Là point de loup ou de renard, mais un soldat en haillon revenant de guerre. S’arrêtant devant une fermette, il cogne à la porte, demandant l’hébergement. La femme maugrée : “Bon alors juste un coin sous le hangar, parce qu’on n’est pas riche ici, on n’est vraiment pas riche !” L’homme répond : “Mais c’est parfait, je n’ai besoin de rien d’autre, j’ai dans ma besace ce qu’il faut pour me nourrir.
- Ah bon, s’étonne la femme, à moitié rassurée. Et lui d’ajouter : Je vous demanderais juste, si ce n’est pas abuser de votre bonté, une vieille marmite et de l’eau pour préparer ma soupe au caillou.
- On n’est pas riche ici, rétorque la femme, mais on peut quand même prêter une marmite et de l’eau à un pauvre soldat qui nous les réclame. Et soudain songeuse : Mais comment c’est-y que vous la faites votre soupe au caillou ?
- On fait chauffer l’eau, bien comme il faut et on trempe le caillou dedans. Ensuite, il faut attendre - là c’est tout un art - que l’eau pénètre bien le caillou. Suivant l’attente de la personne qui fait la soupe, celle-ci peut-être succulente ou ratée.
- Alors, c’est tout ? interroge la femme.
- C’est tout, répond le soldat. Mais bien sûr, si on met une poignée de sel, la soupe n’en est que meilleure …
- Ah, on n’est pas riche ici, mais on a quand même une poignée de sel à donner.
- Merci, dit l’homme dans un sourire, je sens qu’elle va être délicieuse cette soupe.
- Certainement, continue la femme, mais dites-moi, c’est vraiment votre caillou qui va lui donner du goût ?
- Bien sûr, c’est lui, quand l’eau la pénétré jusqu’au cœur.

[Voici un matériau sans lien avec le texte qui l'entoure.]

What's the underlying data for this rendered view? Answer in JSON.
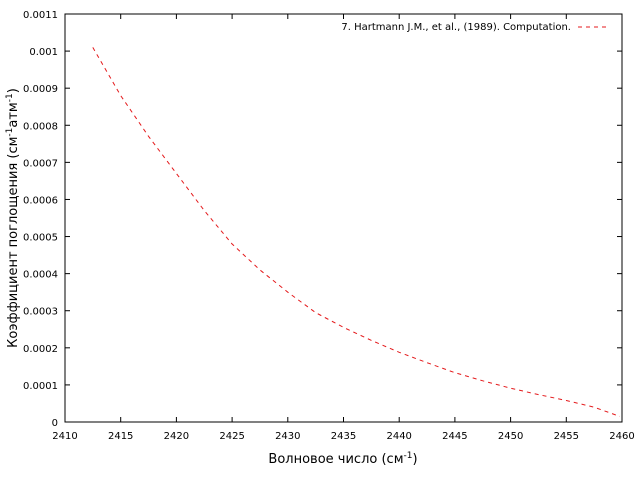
{
  "chart_data": {
    "type": "line",
    "xlabel": {
      "main": "Волновое число (см",
      "sup": "-1",
      "tail": ")"
    },
    "ylabel": {
      "main": "Коэффициент поглощения (см",
      "sup1": "-1",
      "mid": "атм",
      "sup2": "-1",
      "tail": ")"
    },
    "xlim": [
      2410,
      2460
    ],
    "ylim": [
      0,
      0.0011
    ],
    "x_ticks": [
      "2410",
      "2415",
      "2420",
      "2425",
      "2430",
      "2435",
      "2440",
      "2445",
      "2450",
      "2455",
      "2460"
    ],
    "y_ticks": [
      "0",
      "0.0001",
      "0.0002",
      "0.0003",
      "0.0004",
      "0.0005",
      "0.0006",
      "0.0007",
      "0.0008",
      "0.0009",
      "0.001",
      "0.0011"
    ],
    "grid": false,
    "legend_position": "top-right",
    "series": [
      {
        "name": "7. Hartmann J.M., et al., (1989). Computation.",
        "color": "#e41a1c",
        "line_style": "dashed",
        "x": [
          2412.5,
          2415,
          2417.5,
          2420,
          2422.5,
          2425,
          2427.5,
          2430,
          2432.5,
          2435,
          2437.5,
          2440,
          2442.5,
          2445,
          2447.5,
          2450,
          2452.5,
          2455,
          2457.5,
          2459.8
        ],
        "y": [
          0.00101,
          0.00088,
          0.00077,
          0.00067,
          0.00057,
          0.00048,
          0.00041,
          0.00035,
          0.000295,
          0.000255,
          0.00022,
          0.000188,
          0.00016,
          0.000133,
          0.000111,
          9.1e-05,
          7.4e-05,
          5.8e-05,
          4e-05,
          1.5e-05
        ]
      }
    ]
  }
}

Chez moi, dans mon pays, on rajoutait un petit oignon, mais bon, on n’est pas riche ici …
- Ah, on n’est pas riche, mais on a tout de même un petit oignon à donner. Et vous croyez que ce sera suffisant pour le goût ?
- Bien sûr, elle va être délicieuse. Certains, par chez moi, ajoutent aussi quelques carottes … Mais ce n’est pas indispensable, on a une très bonne soupe sans cela, quand on n’est pas riche.
- Aah, on a bien deux ou trois carottes, au fond du garde-manger ! Ce n’est pas ça qui va nous ruiner …
- Vous sentez, demande l’homme, comment le caillou commence à parfumer l’air ?
- Ma foi, dit la femme, m’est avis qu’il faudrait peut-être quelque chose en plus, vous croyez pas ?
- Ah, évidement, les gens riches ajoutent un chou, mais ça c’est le grand luxe ! Ne vous fatiguez pas, je vois bien que vous n’êtes pas riche et vous m’avez déjà énormément donné.
- Un chou, vous appelez ça le grand luxe ! C’est vrai qu’on n’est pas riche, mais on a tout de même un chou et même un navet, quand il le faut.
- Vous sentez cette bonne odeur, dit l’homme ? L’eau est en train de pénétrer le cœur du caillou. Allez donc mettre la table et vous préparer, dans une demi-heure la soupe sera prête et ce soir vous êtes mon invitée.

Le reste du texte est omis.